You can tell that I’ve had laundry machines at home for a very long time because I am able to treat the experience of this errand as nostalgic and novel. Still, the constant mechanical groan of the machines, and the warmth they generated had me lulled into an almost trance. When I walked out to my car with stacks of baskets digging into my hips, my cheeks were flushed pink and I was mentally vacant like I’d been lounging in shavasana for twenty minutes. It was then that out of the darkness, a man started smacking his lips at me, saying, well, I don’t know because I always try not to listen.
It was jarring, both because I wasn’t expecting it and because I realized that I had gotten to a place where I don’t expect it. I mentioned it to Nick when I got home and he was too apologetic and serious about it, which I found nearly as exhausting as the interaction itself.
I hate how I have to train my senses to shut off, hypervigilance masquerading as oblivion. I was walking home from the gym yesterday and a man shouted out of his truck at me and I kneejerk-ignored it. After a few paces, I started to wonder if he was letting me know that I’d dropped something. I looked at the ground behind me, nothing had been dropped. Can you see how disorienting this all is? When I was a city bike commuter, I remember a car shouting something at me and responding reflexively with my middle finger. As my heart rate finally slowed a few blocks later at a red light, I understood that what was shouted at me was “Ebert!!” It had been my friend.

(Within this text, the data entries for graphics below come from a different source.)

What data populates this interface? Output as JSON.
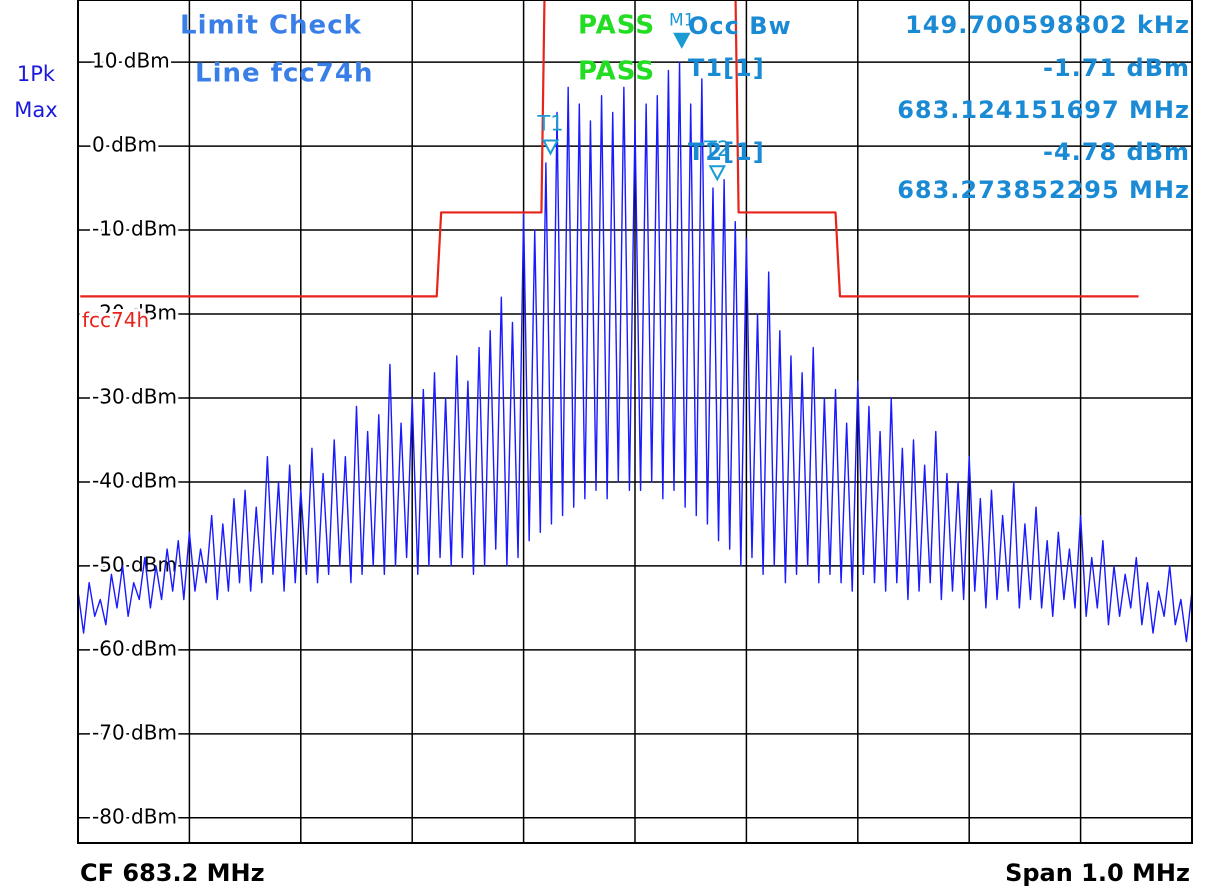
{
  "chart_data": {
    "type": "line",
    "annotations": [
      "Limit Check",
      "Line fcc74h",
      "PASS",
      "PASS",
      "Occ Bw",
      "149.700598802 kHz",
      "T1[1]",
      "-1.71 dBm",
      "683.124151697 MHz",
      "T2[1]",
      "-4.78 dBm",
      "683.273852295 MHz",
      "1Pk",
      "Max",
      "CF 683.2 MHz",
      "Span 1.0 MHz"
    ],
    "xlim": [
      682.7,
      683.7
    ],
    "xticks": [
      682.8,
      682.9,
      683.0,
      683.1,
      683.2,
      683.3,
      683.4,
      683.5,
      683.6
    ],
    "ylim": [
      -83,
      17.4
    ],
    "yticks": [
      {
        "value": 10,
        "label": "10 dBm"
      },
      {
        "value": 0,
        "label": "0 dBm"
      },
      {
        "value": -10,
        "label": "-10 dBm"
      },
      {
        "value": -20,
        "label": "-20 dBm"
      },
      {
        "value": -30,
        "label": "-30 dBm"
      },
      {
        "value": -40,
        "label": "-40 dBm"
      },
      {
        "value": -50,
        "label": "-50 dBm"
      },
      {
        "value": -60,
        "label": "-60 dBm"
      },
      {
        "value": -70,
        "label": "-70 dBm"
      },
      {
        "value": -80,
        "label": "-80 dBm"
      }
    ],
    "grid": true,
    "series": [
      {
        "color": "#1a1aff",
        "x": [
          682.7,
          682.705,
          682.71,
          682.715,
          682.72,
          682.725,
          682.73,
          682.735,
          682.74,
          682.745,
          682.75,
          682.755,
          682.76,
          682.765,
          682.77,
          682.775,
          682.78,
          682.785,
          682.79,
          682.795,
          682.8,
          682.805,
          682.81,
          682.815,
          682.82,
          682.825,
          682.83,
          682.835,
          682.84,
          682.845,
          682.85,
          682.855,
          682.86,
          682.865,
          682.87,
          682.875,
          682.88,
          682.885,
          682.89,
          682.895,
          682.9,
          682.905,
          682.91,
          682.915,
          682.92,
          682.925,
          682.93,
          682.935,
          682.94,
          682.945,
          682.95,
          682.955,
          682.96,
          682.965,
          682.97,
          682.975,
          682.98,
          682.985,
          682.99,
          682.995,
          683.0,
          683.005,
          683.01,
          683.015,
          683.02,
          683.025,
          683.03,
          683.035,
          683.04,
          683.045,
          683.05,
          683.055,
          683.06,
          683.065,
          683.07,
          683.075,
          683.08,
          683.085,
          683.09,
          683.095,
          683.1,
          683.105,
          683.11,
          683.115,
          683.12,
          683.125,
          683.13,
          683.135,
          683.14,
          683.145,
          683.15,
          683.155,
          683.16,
          683.165,
          683.17,
          683.175,
          683.18,
          683.185,
          683.19,
          683.195,
          683.2,
          683.205,
          683.21,
          683.215,
          683.22,
          683.225,
          683.23,
          683.235,
          683.24,
          683.245,
          683.25,
          683.255,
          683.26,
          683.265,
          683.27,
          683.275,
          683.28,
          683.285,
          683.29,
          683.295,
          683.3,
          683.305,
          683.31,
          683.315,
          683.32,
          683.325,
          683.33,
          683.335,
          683.34,
          683.345,
          683.35,
          683.355,
          683.36,
          683.365,
          683.37,
          683.375,
          683.38,
          683.385,
          683.39,
          683.395,
          683.4,
          683.405,
          683.41,
          683.415,
          683.42,
          683.425,
          683.43,
          683.435,
          683.44,
          683.445,
          683.45,
          683.455,
          683.46,
          683.465,
          683.47,
          683.475,
          683.48,
          683.485,
          683.49,
          683.495,
          683.5,
          683.505,
          683.51,
          683.515,
          683.52,
          683.525,
          683.53,
          683.535,
          683.54,
          683.545,
          683.55,
          683.555,
          683.56,
          683.565,
          683.57,
          683.575,
          683.58,
          683.585,
          683.59,
          683.595,
          683.6,
          683.605,
          683.61,
          683.615,
          683.62,
          683.625,
          683.63,
          683.635,
          683.64,
          683.645,
          683.65,
          683.655,
          683.66,
          683.665,
          683.67,
          683.675,
          683.68,
          683.685,
          683.69,
          683.695,
          683.7
        ],
        "values": [
          -53,
          -58,
          -52,
          -56,
          -54,
          -57,
          -51,
          -55,
          -50,
          -56,
          -52,
          -54,
          -49,
          -55,
          -50,
          -54,
          -48,
          -53,
          -47,
          -54,
          -46,
          -53,
          -48,
          -52,
          -44,
          -54,
          -45,
          -53,
          -42,
          -52,
          -41,
          -53,
          -43,
          -52,
          -37,
          -51,
          -40,
          -53,
          -38,
          -52,
          -41,
          -51,
          -36,
          -52,
          -39,
          -51,
          -35,
          -50,
          -37,
          -52,
          -31,
          -51,
          -34,
          -50,
          -32,
          -51,
          -26,
          -50,
          -33,
          -49,
          -30,
          -51,
          -29,
          -50,
          -27,
          -49,
          -30,
          -50,
          -25,
          -49,
          -28,
          -51,
          -24,
          -50,
          -22,
          -48,
          -18,
          -50,
          -21,
          -49,
          -8,
          -47,
          -10,
          -46,
          -2,
          -45,
          4,
          -44,
          7,
          -43,
          5,
          -42,
          3,
          -41,
          6,
          -42,
          4,
          -40,
          7,
          -41,
          3,
          -41,
          5,
          -40,
          6,
          -42,
          9,
          -41,
          10,
          -43,
          5,
          -44,
          8,
          -45,
          -5,
          -47,
          -4,
          -48,
          -9,
          -50,
          -11,
          -49,
          -20,
          -51,
          -15,
          -50,
          -22,
          -52,
          -25,
          -51,
          -27,
          -50,
          -24,
          -52,
          -30,
          -51,
          -29,
          -52,
          -33,
          -53,
          -28,
          -51,
          -31,
          -52,
          -34,
          -53,
          -30,
          -52,
          -36,
          -54,
          -35,
          -53,
          -38,
          -52,
          -34,
          -54,
          -39,
          -53,
          -40,
          -54,
          -37,
          -53,
          -42,
          -55,
          -41,
          -54,
          -44,
          -53,
          -40,
          -55,
          -45,
          -54,
          -43,
          -55,
          -47,
          -56,
          -46,
          -54,
          -48,
          -55,
          -44,
          -56,
          -49,
          -55,
          -47,
          -57,
          -50,
          -56,
          -51,
          -55,
          -49,
          -57,
          -52,
          -58,
          -53,
          -56,
          -50,
          -57,
          -54,
          -59,
          -53
        ]
      },
      {
        "name": "fcc74h",
        "color": "#e8231a",
        "x": [
          682.702,
          683.022,
          683.026,
          683.116,
          683.119,
          683.29,
          683.293,
          683.38,
          683.384,
          683.652
        ],
        "values": [
          -17.9,
          -17.9,
          -7.9,
          -7.9,
          20,
          20,
          -7.9,
          -7.9,
          -17.9,
          -17.9
        ]
      }
    ],
    "markers": [
      {
        "label": "M1",
        "x": 683.242,
        "y": 11,
        "filled": true
      },
      {
        "label": "T1",
        "x": 683.124151697,
        "y": -1.71,
        "filled": false
      },
      {
        "label": "T2",
        "x": 683.273852295,
        "y": -4.78,
        "filled": false
      }
    ]
  }
}
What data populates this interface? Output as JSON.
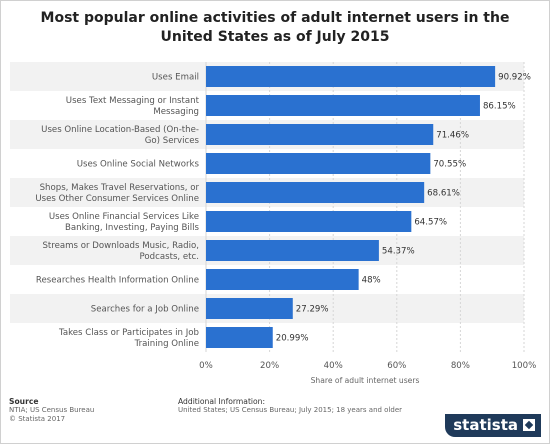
{
  "chart_data": {
    "type": "bar",
    "orientation": "horizontal",
    "title": "Most popular online activities of adult internet users in the United States as of July 2015",
    "xlabel": "Share of adult internet users",
    "ylabel": "",
    "xlim": [
      0,
      100
    ],
    "ticks": [
      "0%",
      "20%",
      "40%",
      "60%",
      "80%",
      "100%"
    ],
    "tick_values": [
      0,
      20,
      40,
      60,
      80,
      100
    ],
    "grid": true,
    "bar_color": "#2a71d0",
    "categories": [
      [
        "Uses Email"
      ],
      [
        "Uses Text Messaging or Instant",
        "Messaging"
      ],
      [
        "Uses Online Location-Based (On-the-",
        "Go) Services"
      ],
      [
        "Uses Online Social Networks"
      ],
      [
        "Shops, Makes Travel Reservations, or",
        "Uses Other Consumer Services Online"
      ],
      [
        "Uses Online Financial Services Like",
        "Banking, Investing, Paying Bills"
      ],
      [
        "Streams or Downloads Music, Radio,",
        "Podcasts, etc."
      ],
      [
        "Researches Health Information Online"
      ],
      [
        "Searches for a Job Online"
      ],
      [
        "Takes Class or Participates in Job",
        "Training Online"
      ]
    ],
    "values": [
      90.92,
      86.15,
      71.46,
      70.55,
      68.61,
      64.57,
      54.37,
      48,
      27.29,
      20.99
    ],
    "value_labels": [
      "90.92%",
      "86.15%",
      "71.46%",
      "70.55%",
      "68.61%",
      "64.57%",
      "54.37%",
      "48%",
      "27.29%",
      "20.99%"
    ]
  },
  "footer": {
    "source_heading": "Source",
    "source_line1": "NTIA; US Census Bureau",
    "source_line2": "© Statista 2017",
    "info_heading": "Additional Information:",
    "info_line1": "United States; US Census Bureau; July 2015; 18 years and older"
  },
  "brand": {
    "logo_text": "statista"
  }
}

When I was six years old, I was riding in the back of my friend Emily’s van, probably en route to a soccer game or Girl Scout meeting. Each seat had a little ashtray beside it, with a spring-loaded chrome cover, because apparently I’m that old. As our suburban hometown scrolled past in the windows, I started flipping the ashtray open and shut, letting it close on my fingers, then withdrawing my fingers so it made a soft click.
Her dad looked up into the rear view and said in a sharp tone, “Uh, is someone smoking back there?” My dad had never spoken sharply to me in my life, and also I didn’t understand what was going on.
Emily sighed and reached across the bench seat to rest her hand on my ashtray-flipping arm. “We’re not supposed to play with those,” she translated.
Here was my friend, just six years old, already interpreting for adult men who didn’t know how to ask for what they wanted, or say what they mean. She and I continued to be friends for years and I always found myself uneasy around her dad, thinking he was confusing and peculiar. He was confusing, but unfortunately, not peculiar at all.